Cette faible productivité conduit naturellement à un impact particulièrement faible des éoliennes dans notre bouquet énergétique, soit 5,1 % de la production nationale en 2018. En l’occurrence, même si elles produisaient dix fois plus, elles n’auraient toujours aucun impact sur nos émissions de gaz à effet de serre, puisqu’elles s’inscrivent dans le contexte français où la production d’électricité est déjà décarbonnée à 98 %. C’est le deuxième paradoxe de cette énergie : les éoliennes sont devenues le symbole de la transition énergétique alors qu’elles n’ont dans notre pays aucun impact sur les émissions de gaz à effet de serre qui provoquent le réchauffement climatique, ayant principalement vocation à remplacer le nucléaire qui ne produit pas de CO2.
D’après la documentation Base Carbone de l’Ademe, qui prend en compte l’intégralité du cycle de vie des énergies, y compris l’extraction et l’acheminement des éléments nécessaires à leur fonctionnement, les émissions de CO2 du secteur nucléaire sont de 6 grammes par kWh d’électricité, soit deux fois moins que l’éolien terrestre (12,7 g CO2eq/kWh).
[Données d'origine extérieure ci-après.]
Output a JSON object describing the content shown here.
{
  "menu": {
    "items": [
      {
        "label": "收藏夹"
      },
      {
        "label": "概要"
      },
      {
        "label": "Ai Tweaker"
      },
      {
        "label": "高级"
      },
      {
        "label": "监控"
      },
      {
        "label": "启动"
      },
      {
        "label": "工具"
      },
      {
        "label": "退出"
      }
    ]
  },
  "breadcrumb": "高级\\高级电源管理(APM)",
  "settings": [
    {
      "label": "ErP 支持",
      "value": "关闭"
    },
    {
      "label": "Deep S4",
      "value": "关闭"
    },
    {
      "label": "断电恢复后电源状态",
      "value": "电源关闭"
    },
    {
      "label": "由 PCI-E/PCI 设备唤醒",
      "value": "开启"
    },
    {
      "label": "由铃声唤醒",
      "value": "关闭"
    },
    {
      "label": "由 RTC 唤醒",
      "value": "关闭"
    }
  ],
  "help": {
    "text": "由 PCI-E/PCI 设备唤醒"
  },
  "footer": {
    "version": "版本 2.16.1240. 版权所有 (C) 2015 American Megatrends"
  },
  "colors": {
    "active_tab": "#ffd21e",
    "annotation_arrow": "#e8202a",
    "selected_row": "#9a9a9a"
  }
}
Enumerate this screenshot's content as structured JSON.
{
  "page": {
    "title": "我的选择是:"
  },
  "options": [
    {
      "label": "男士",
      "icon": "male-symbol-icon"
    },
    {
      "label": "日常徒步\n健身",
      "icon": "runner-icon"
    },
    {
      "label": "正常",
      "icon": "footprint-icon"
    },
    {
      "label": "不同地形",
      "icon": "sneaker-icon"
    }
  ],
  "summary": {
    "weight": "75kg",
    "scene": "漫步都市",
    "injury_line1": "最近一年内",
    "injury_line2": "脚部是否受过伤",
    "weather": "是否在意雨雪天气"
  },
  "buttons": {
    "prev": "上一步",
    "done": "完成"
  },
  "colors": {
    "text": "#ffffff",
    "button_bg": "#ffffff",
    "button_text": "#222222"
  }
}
Cela fait du nucléaire l’énergie la plus propre du marché avec l’hydraulique.
À ce sujet, des « fake news » se sont profondément ancrées dans l’opinion publique, puisque d’après un sondage BVA pour Orano publié en juin 2019, 69 % des Français pensent que l’énergie nucléaire contribue au réchauffement climatique, ce chiffre s’élève à 86 % chez les 18-34 ans. Un contresens flagrant au regard des chiffres précédemment cités. Par ailleurs, si l’on observe la consommation d’énergie finale de notre pays, l’électricité n’en représentait que 26,6 % en 2016. Ce sont bien les produits pétroliers qui restent la première source énergétique de notre pays, avec 36,1 % de l’énergie finale, ultra-majoritaire dans les transports et l’agriculture. À la lumière de ces informations, la Cour des comptes a estimé en mars 2018 que, pour répondre aux enjeux climatiques, les objectifs nationaux auraient dû se concentrer sur les énergies renouvelables thermiques permettant de remplacer les produits pétroliers.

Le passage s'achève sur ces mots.